Roundtable: Preparing the Engaged Practitioner: Strengthening Graduate Competencies to Enhance the Sustainability of Metropolitan Ecosystems
(Planning and Public Participation and Inclusion)

Friday, July 20, 2018: 9:15 AM-10:45 AM
Building 3, Room 210 (ITAM)

*Names in bold indicate Presenter

Roundtable Moderators:  Angela Evans, University of Texas, Austin
Speakers:  Patricia A. Wilson1, Mariana Morante Aguirre2,3, Jenny Knowles Morrison1 and Leon G. Staines1, (1)University of Texas, Austin(2)Mexican Supreme Court(3)FM4 Paso Libre

Increasingly complex global policy challenges driving the Sustainable Development Goals (SDGs) and the New Urban Agenda (NUA) require the evolution of traditional policy and planning curriculums to produce a new breed of entrepreneurial policy catalysts.  These catalysts must be able to facilitate four inter-related, participatory processes, including: 1) entrepreneurial explorations of complex ecosystems surrounding urban problems, 2) knowledge of human-centric design, 3) the ability to engage beneficiaries in end-user testing of proposed solutions, and 4) the building of inter-sectoral partnerships which can expand traditional policy networks to engage unexpected partners, advocates, and funders.  

This roundtable brings together a dean, faculty, and social scientist practitioners to consider core competencies needed in these overlapping spheres, to meet sustainable development outcomes, as well as enhance urban sustainability.  Nowhere is the challenge greater than in the mega-cities of the global South, where extreme poverty, dysfunctional bureaucracies, poor regulation, food security, migration, and exponential growth of informal settlements, to name but a few challenges, require expanding the bounds of traditional planning and policy formulation strategies to experiment with more participatory, cross-sectoral, and collaborative engagements.
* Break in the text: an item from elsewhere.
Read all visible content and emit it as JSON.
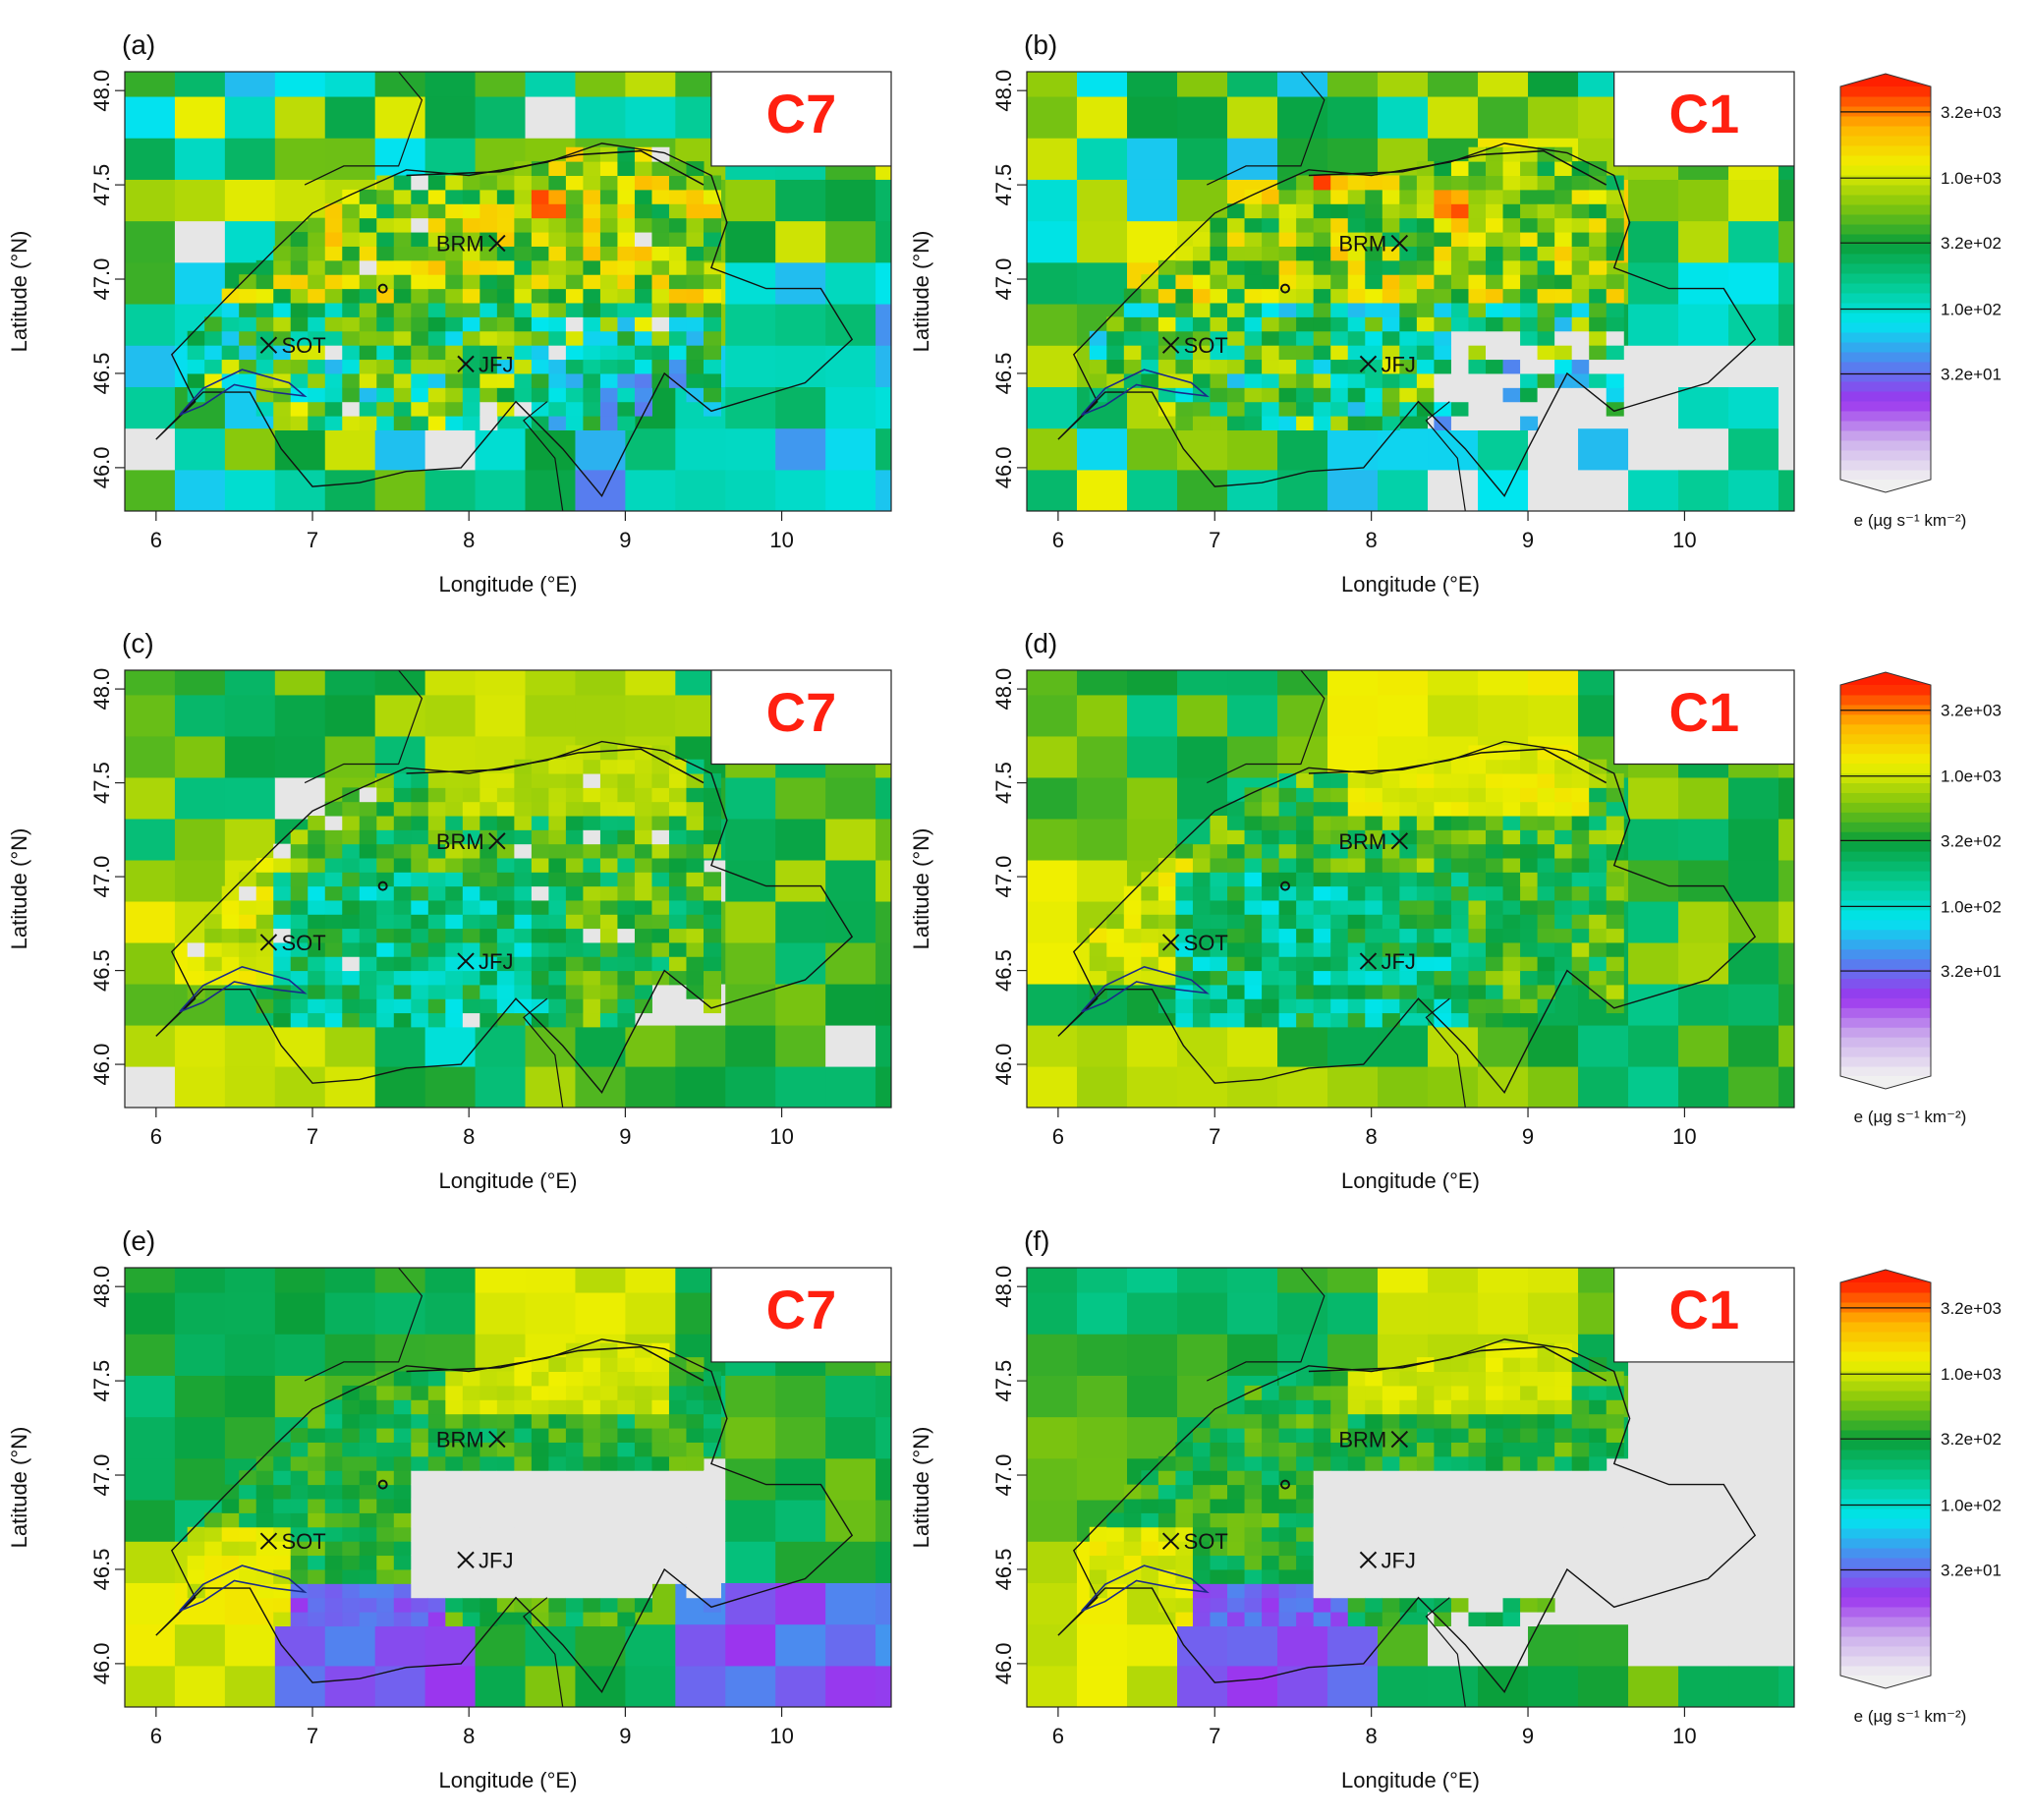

This roundtable, composed of one dean driving curricular reform in the U.S.; two practitioner-social scientists (and graduates of U.S. public affairs schools); and two educators piloting an experimental classroom pedagogy, will consider the complex dilemmas inherent at the crossroads of planning and policymaking, academia and practice, and research and action.  The rountable will conclude by juxtaposing emergent insights against current policy education models, concluding with collective recommendations for future action.